You can access Busker’s interactive prototype here.
While attending the inaugural Austin UX Design Immersion class at General Assembly, my team was tasked with providing Guitar Center with tools for musicians to connect and collaborate with one another.
During the course of this project, I was responsible for the overall concept, the primary user persona, as well as the wireframes, prototyping, and user testing for one of the three user flows. I also collaborated on the affinity diagramming, a design studio exercise, and an on-site contextual inquiry.
The End Result
It took a long time for the idea for Busker to crystallize, but once it did, the realization of the project quickly followed. Eventually, I set about creating wireframes for the above user flow in which a musician finds collaborators based on shared musical tastes as well as from their already-established friends list. They then agree to collaborate and broadcast their session. A video of the user flow can be found here.
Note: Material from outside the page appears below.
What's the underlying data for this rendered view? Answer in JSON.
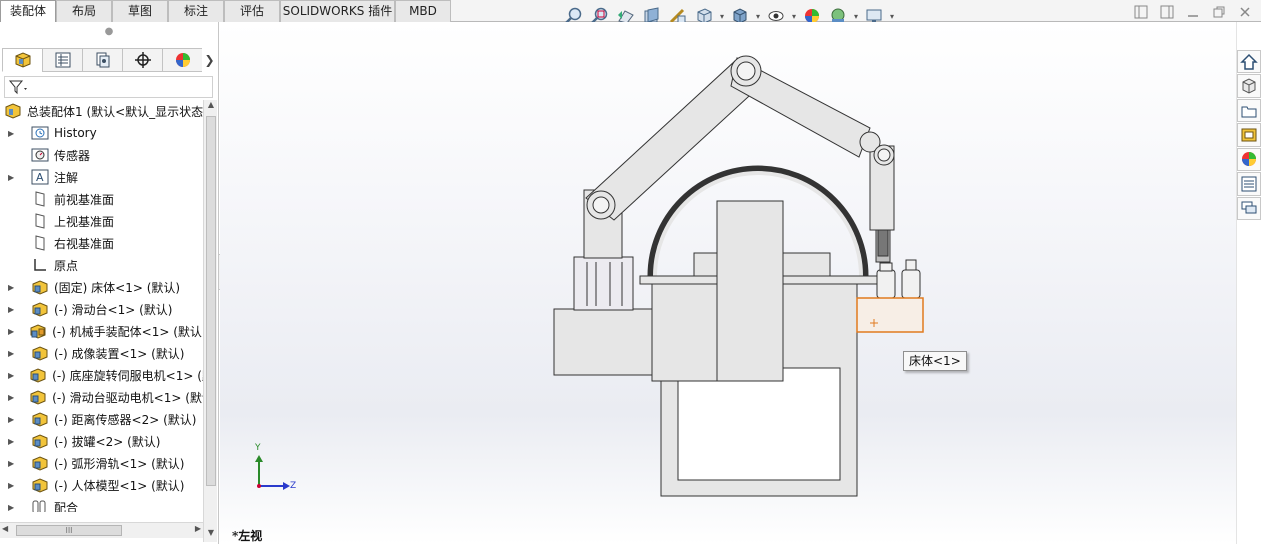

But there were a lot of steps before we had an actionable idea.
How did we get here?
We started researching for the project by conducting interviews with the professional musicians in our network. In Austin, this is not super difficult.
Most of the people we interviewed compared the process of finding bandmates with dating. They relied on their own networks, chance encounters, personal chemistry,and geographic proximity to facilitate collaboration in their lives.
How can we create more opportunities for serendipity amongst musicians?
We took our findings from the User Interviews and assigned each item a Post-It, then arranged them into categories. This proved to be an extremely valuable document.
We went to Guitar Center in the middle of a weekday, but still managed to find a great many customers and employees willing to talk to us. We recorded and analyzed what they said. The Contextual Inquiry directly led to the formation of what became the primary User Persona, as well as refocusing the scope of the entire project.
I synthesized our findings from the Contextual Inquiry and our initial User Interviews into a cohesive document that crystallized into our Primary User Persona. I had a great deal of help in formatting the Persona.
We were getting closer to arriving at a solution that would accomplish Guitar Center’s stated goals while also addressing the actual wants and needs of the company’s customers.
Our instructors led us in a timed, rapid-iteration Design Studio session. While we didn’t get any usable material out of it, we did seem to purge ourselves of some of the ideas we had been clinging to.
Immediately after the Design Studio, I had an idea that emerged almost fully formed: What if we provided a platform, in a virtual space, for musicians to meet other musicians and collaborate with them in real time? From there, they could chose to broadcast their collaborations, form bands, accept “tips” from fans, and make recordings. Guitar Center could take a percentage of money earned, and recommend products to fans based on the gear the musicians themselves were using.
I called it “Busker,” a word which typically refers to the street musicians who play for tips from passers-by.